Finally, after two and a half years of failed attempts, the skies cleared, the winds calmed, and Mr Branson adjudged it safe to fly over the fields of Cambridgeshire.
It had been a Christmas present back in 2012. We had tried five times and been thwarted by mild weather conditions – such as “breezes” and “mist” – deemed too hazardous to risk a launch.
At 11pm the night before, we made the call to find out if the flight would go ahead. When it was confirmed, we finished our game of Scrabble – in a haze of excitement and disbelief – and went to bed; we’d have to be at the airfield by 5.30am in the morning.
We met 12 other bleary-eyed passengers at an empty airfield a few miles from Cambridge, and set about helping the pilot inflate the balloon. It took about an hour to get it all set up, inflated, heated and upright.
Take-off was gentle; one moment we were rocking back and forth in the basket, the next we were airborne and floating effortlessly away.
It’s a fascinating way to view the countryside. Aside from the intermittent 13-foot burner flames roaring above, it’s silent. You sweep over farmers’ fields at around 12 knots, hovering above the khaki-coloured wheatgrass at between 10 and 3,000 feet, tractor trails winding through the crops below like OCD Adders.
What I hadn’t expected was the abundance of wildlife. Hares sprinted from bush to bush, deer pranced between trails and a handsome fox skipped along an unkempt dike. Not to mention the gaggle of geese that took off in unison, honking noisily into the distance.
A pair of magnificent black horses watched us with suspicion, while a herd of cows at first lined up to observe the big red bird in the sky, before freaking out and charging away, only to return, wide-eyed and curious once more.
It seemed the perfect way to go on an African safari, until I realised at some point you’d have to land, and an angry farmer would be the least of your worries.
Speaking of which, that appears to be the art of ballooning: not pissing off landowners.
It takes two men to manage the balloon’s flight: the pilot, Cary, and a technician on the ground, Andy. They kept in radio contact, as Andy tracked us from his 4×4 on the ground. As Cary identified potential landing sites, Andy drove below, stopping dog walkers and ramblers to ask information about who owns which fields.
It’s Andy’s job to smooth-talk the farmers into allowing access to the field in which you land. They try their best to land in harvested fields, and avoid anywhere with animals roaming about; but presumably sometimes there’s no choice, or they land in a field that has been sowed immediately after being harvested.
After the flight, Andy told us a good indication of how the landowner will react is to study their animals.
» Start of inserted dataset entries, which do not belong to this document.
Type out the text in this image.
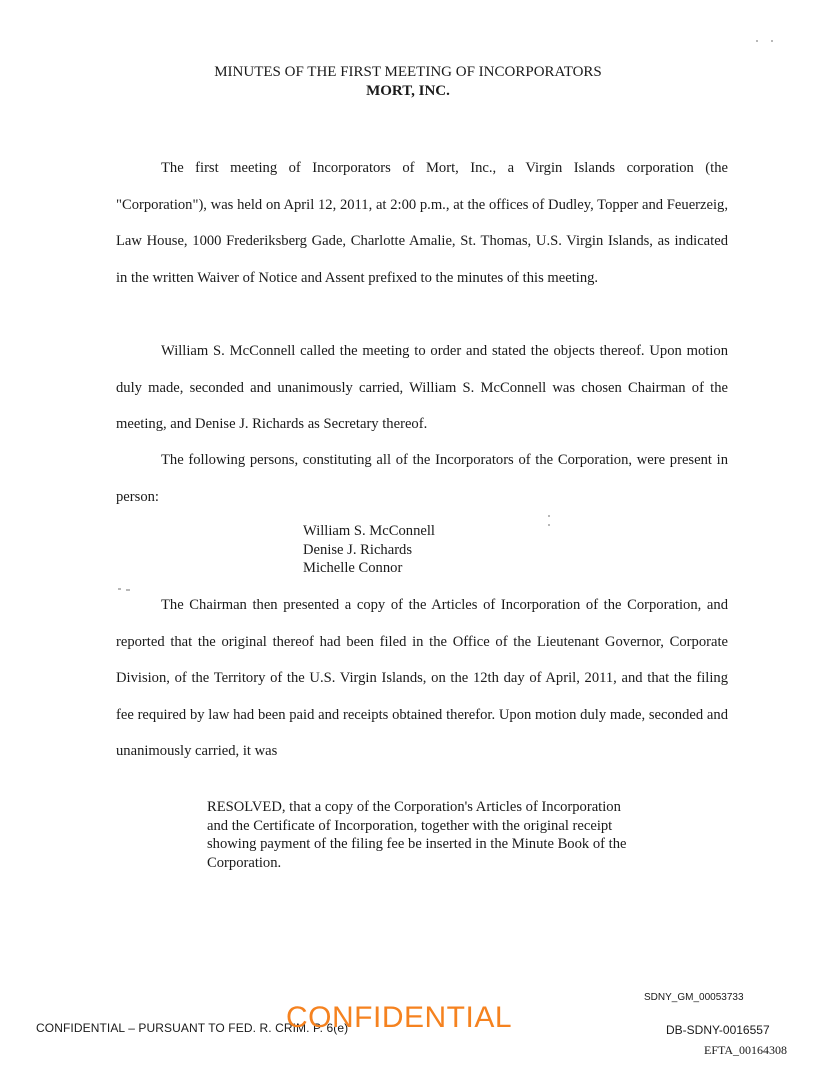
MINUTES OF THE FIRST MEETING OF INCORPORATORS
MORT, INC.

The first meeting of Incorporators of Mort, Inc., a Virgin Islands corporation (the "Corporation"), was held on April 12, 2011, at 2:00 p.m., at the offices of Dudley, Topper and Feuerzeig, Law House, 1000 Frederiksberg Gade, Charlotte Amalie, St. Thomas, U.S. Virgin Islands, as indicated in the written Waiver of Notice and Assent prefixed to the minutes of this meeting.

William S. McConnell called the meeting to order and stated the objects thereof. Upon motion duly made, seconded and unanimously carried, William S. McConnell was chosen Chairman of the meeting, and Denise J. Richards as Secretary thereof.

The following persons, constituting all of the Incorporators of the Corporation, were present in person:

William S. McConnell
Denise J. Richards
Michelle Connor

The Chairman then presented a copy of the Articles of Incorporation of the Corporation, and reported that the original thereof had been filed in the Office of the Lieutenant Governor, Corporate Division, of the Territory of the U.S. Virgin Islands, on the 12th day of April, 2011, and that the filing fee required by law had been paid and receipts obtained therefor. Upon motion duly made, seconded and unanimously carried, it was

RESOLVED, that a copy of the Corporation's Articles of Incorporation and the Certificate of Incorporation, together with the original receipt showing payment of the filing fee be inserted in the Minute Book of the Corporation.

SDNY_GM_00053733
CONFIDENTIAL – PURSUANT TO FED. R. CRIM. P. 6(e)
CONFIDENTIAL	DB-SDNY-0016557
EFTA_00164308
If they are tetchy and nervous, the likelihood is the owner is a scumbag and will reject access until their blue in the face.
Similarly, the kinds of locks on gates and gruesome barbed fencing is a good way to anticipate their reaction.
(Writer’s note: That’s an interesting lesson to learn regarding character development: you can describe someone’s character not just by actions and appearance, but with reactions and even inanimate objects.)
As it happened, we landed in a harvested wheat field, and the landowner couldn’t be found, so we packed the balloon up and got out of there sharpish before we could get told off.
We rounded the trip off with a glass of champagne on the nearby village green, before heading into Cambridge for what has become a staple of our trips here: a hotdog from The Hot Sausage Company, dripping in one of their many varieties of Encona hot sauce.
So, two and a half years in the making, Christmas finally came. Job done. Happy fiancée.